The formation of m-OH BE may be maternal with subsequent transfer to the fetus or it may be formed by the fetus after precursors are transferred across the placenta. In this study we showed that maternally administered cocaine and benzoylecgonine cross the placenta to the fetus, with subsequent metabolism to m-OH BE. Although cocaine is lipid-soluble and diffuses easily across the trophoblastic cell surface (Simone et al., 1994), the transfer of hydrophilic, lipid-insoluble molecules, such as benzoylecgonine and m-OH BE, via extracellular membrane channels is limited (Olsen et al., 1989; Simone et al., 1994). Nevertheless, the hemochorial placenta of humans and guinea pigs allows for permeability of hydrophilic molecules under molecular weight 5000 (Willis et al., 1986).

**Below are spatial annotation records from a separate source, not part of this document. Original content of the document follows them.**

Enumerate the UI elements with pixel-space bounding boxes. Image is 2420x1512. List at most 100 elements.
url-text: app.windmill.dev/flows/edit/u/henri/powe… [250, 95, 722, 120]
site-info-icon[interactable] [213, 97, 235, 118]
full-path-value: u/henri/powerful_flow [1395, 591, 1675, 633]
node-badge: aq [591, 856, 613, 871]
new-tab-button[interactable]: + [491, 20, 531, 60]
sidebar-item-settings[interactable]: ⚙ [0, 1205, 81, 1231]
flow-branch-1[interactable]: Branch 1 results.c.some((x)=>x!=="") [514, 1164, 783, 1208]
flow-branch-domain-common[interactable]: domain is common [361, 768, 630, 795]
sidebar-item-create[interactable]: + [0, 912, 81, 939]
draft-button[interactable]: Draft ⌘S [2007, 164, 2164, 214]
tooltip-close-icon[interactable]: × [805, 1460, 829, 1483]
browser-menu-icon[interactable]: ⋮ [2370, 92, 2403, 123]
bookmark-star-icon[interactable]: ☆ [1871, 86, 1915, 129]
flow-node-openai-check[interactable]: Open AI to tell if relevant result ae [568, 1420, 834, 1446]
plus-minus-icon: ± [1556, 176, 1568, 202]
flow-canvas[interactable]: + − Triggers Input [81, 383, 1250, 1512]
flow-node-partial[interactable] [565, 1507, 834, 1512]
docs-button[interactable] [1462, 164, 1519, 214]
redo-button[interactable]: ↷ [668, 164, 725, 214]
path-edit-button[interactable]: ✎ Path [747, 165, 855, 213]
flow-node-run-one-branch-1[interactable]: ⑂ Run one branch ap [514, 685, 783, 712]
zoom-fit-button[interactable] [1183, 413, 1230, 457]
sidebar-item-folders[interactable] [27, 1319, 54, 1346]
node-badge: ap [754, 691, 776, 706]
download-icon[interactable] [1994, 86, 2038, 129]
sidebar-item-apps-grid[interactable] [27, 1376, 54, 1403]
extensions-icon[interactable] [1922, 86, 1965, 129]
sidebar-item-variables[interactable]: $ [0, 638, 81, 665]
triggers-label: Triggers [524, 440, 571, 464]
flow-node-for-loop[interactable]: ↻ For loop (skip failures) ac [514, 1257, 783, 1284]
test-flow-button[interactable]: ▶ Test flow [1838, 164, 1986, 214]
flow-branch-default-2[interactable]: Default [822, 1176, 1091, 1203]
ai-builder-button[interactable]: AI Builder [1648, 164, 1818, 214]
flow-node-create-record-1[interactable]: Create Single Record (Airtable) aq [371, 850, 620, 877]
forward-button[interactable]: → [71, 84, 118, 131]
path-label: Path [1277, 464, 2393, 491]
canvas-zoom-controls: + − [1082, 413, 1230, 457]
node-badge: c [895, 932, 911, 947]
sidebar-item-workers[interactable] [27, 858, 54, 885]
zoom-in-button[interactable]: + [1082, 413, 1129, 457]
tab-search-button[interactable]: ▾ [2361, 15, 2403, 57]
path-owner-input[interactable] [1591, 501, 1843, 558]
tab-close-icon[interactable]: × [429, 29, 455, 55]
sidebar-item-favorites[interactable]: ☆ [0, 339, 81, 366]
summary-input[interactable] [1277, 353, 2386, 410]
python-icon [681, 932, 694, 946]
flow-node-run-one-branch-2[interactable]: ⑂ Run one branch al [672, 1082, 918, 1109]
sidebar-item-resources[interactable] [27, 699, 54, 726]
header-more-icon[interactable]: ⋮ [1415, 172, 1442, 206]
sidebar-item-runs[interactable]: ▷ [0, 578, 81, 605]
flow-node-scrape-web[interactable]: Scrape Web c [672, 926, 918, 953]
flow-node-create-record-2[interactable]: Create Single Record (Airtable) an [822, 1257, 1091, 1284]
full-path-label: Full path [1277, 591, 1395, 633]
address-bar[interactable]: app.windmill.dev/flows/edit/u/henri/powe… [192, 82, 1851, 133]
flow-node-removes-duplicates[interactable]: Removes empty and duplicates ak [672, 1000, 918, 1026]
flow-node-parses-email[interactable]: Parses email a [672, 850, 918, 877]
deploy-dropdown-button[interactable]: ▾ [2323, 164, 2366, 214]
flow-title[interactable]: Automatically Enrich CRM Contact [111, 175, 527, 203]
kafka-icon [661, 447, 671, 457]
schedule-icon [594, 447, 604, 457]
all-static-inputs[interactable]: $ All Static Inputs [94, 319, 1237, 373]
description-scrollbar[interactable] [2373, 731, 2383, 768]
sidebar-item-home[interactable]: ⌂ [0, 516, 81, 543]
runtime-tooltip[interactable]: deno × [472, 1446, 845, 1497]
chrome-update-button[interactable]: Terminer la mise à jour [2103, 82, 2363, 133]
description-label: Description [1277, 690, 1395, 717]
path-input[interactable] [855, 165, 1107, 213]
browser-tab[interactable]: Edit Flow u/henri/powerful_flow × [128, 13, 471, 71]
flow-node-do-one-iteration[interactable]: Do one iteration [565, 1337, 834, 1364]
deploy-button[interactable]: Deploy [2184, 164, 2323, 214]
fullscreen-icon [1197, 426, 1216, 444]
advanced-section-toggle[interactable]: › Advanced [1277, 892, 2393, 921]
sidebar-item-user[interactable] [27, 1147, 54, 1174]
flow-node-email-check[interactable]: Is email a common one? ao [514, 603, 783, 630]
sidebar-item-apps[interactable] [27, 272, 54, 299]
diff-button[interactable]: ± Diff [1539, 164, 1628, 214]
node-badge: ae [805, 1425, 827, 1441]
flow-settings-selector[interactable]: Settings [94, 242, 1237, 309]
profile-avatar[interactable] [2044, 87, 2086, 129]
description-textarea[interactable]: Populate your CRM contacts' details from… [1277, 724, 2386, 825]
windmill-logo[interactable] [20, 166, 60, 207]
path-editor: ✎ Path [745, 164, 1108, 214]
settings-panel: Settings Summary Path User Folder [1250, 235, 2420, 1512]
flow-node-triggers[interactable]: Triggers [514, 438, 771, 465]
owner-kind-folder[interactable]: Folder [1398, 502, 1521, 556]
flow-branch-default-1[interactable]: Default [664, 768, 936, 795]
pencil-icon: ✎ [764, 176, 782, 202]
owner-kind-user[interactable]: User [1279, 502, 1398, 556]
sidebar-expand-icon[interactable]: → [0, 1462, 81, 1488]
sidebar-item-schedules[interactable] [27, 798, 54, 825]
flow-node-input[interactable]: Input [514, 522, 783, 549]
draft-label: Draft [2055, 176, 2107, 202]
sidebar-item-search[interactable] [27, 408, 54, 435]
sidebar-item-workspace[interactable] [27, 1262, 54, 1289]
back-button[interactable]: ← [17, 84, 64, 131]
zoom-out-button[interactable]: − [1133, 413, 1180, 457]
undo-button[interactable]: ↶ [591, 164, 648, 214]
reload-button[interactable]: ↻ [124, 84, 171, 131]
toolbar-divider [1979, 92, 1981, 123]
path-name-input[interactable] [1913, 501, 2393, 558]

Although elimination of m-OH BE may occur via glucuronide conjugation in the liver and excretion into the bile (Gregus and Klaassen, 1992), the presence of glucuronide-conjugated m-OH BE is variable in the fetus and newborn. Steele et al. (1993) reported that the unconjugated fraction is 59 to 94% of total m-OH BE. Various factors may affect the levels of glucuronide conjugates in the fetus, for example, immature mechanisms of hepatobiliary uptake and biotransformation interfere with glucuronidation (Gregus and Klaassen, 1992). In contrast, the lack of intestinal bacteria limits -glucuronidase activity and impedes unconjugation and reabsorption. In fetal and neonatal guinea pigs, however, there is increased intestinal -glucuronidase activity (Lucier et al., 1977). It is important to note that only the free, unconjugated form of m-OH BE was measured in this study. Thus conclusions related to glucuronidation are beyond the scope of this study.

Meconium, commonly used to detect in utero exposure to cocaine and other substances subject to abuse, was believed to be a static repository for drugs (Ostrea et al., 1989). In this study, levels of cocaine, benzoylecgonine, and m-OH BE in fetal guinea pig meconium were shown to decrease over time after late gestation single dose maternal cocaine administration. In a previous study in which a similar model was used, methamphetamine levels in meconium were also found to decrease after maternal injection (Nakamura et al., 1992).

Garcia et al. (1996) detected high levels of cocaine and benzoylecgonine in gastric fluid, representing swallowed amniotic fluid, from infants soon after delivery. These infants were presumed to have been exposed to multiple doses of cocaine. Although cocaine has a relatively long half-life in amniotic fluid (Sandberg and Olsen, 1991; Mahone et al., 1994), in our study cocaine and benzoylecgonine levels were minimal in amniotic fluid by 48 h after single dose maternal cocaine. m-OH BE could not be consistently detected in amniotic fluid. Thus, compared with levels detected in samples from other sites (vide supra), amniotic fluid does not appear to provide a good source for analysis when exposure is minimal.

In summary, m-OH BE was measured from meconium after both maternal cocaine and benzoylecgonine injection. Detection of m-OH BE from amniotic fluid was minimal. The greatest yield of m-OH BE was from meconium, but peak concentrations were obtained later than that observed for cocaine or benzoylecgonine. In addition, detection of m-OH BE in meconium increased the identification of in utero exposed guinea pigs.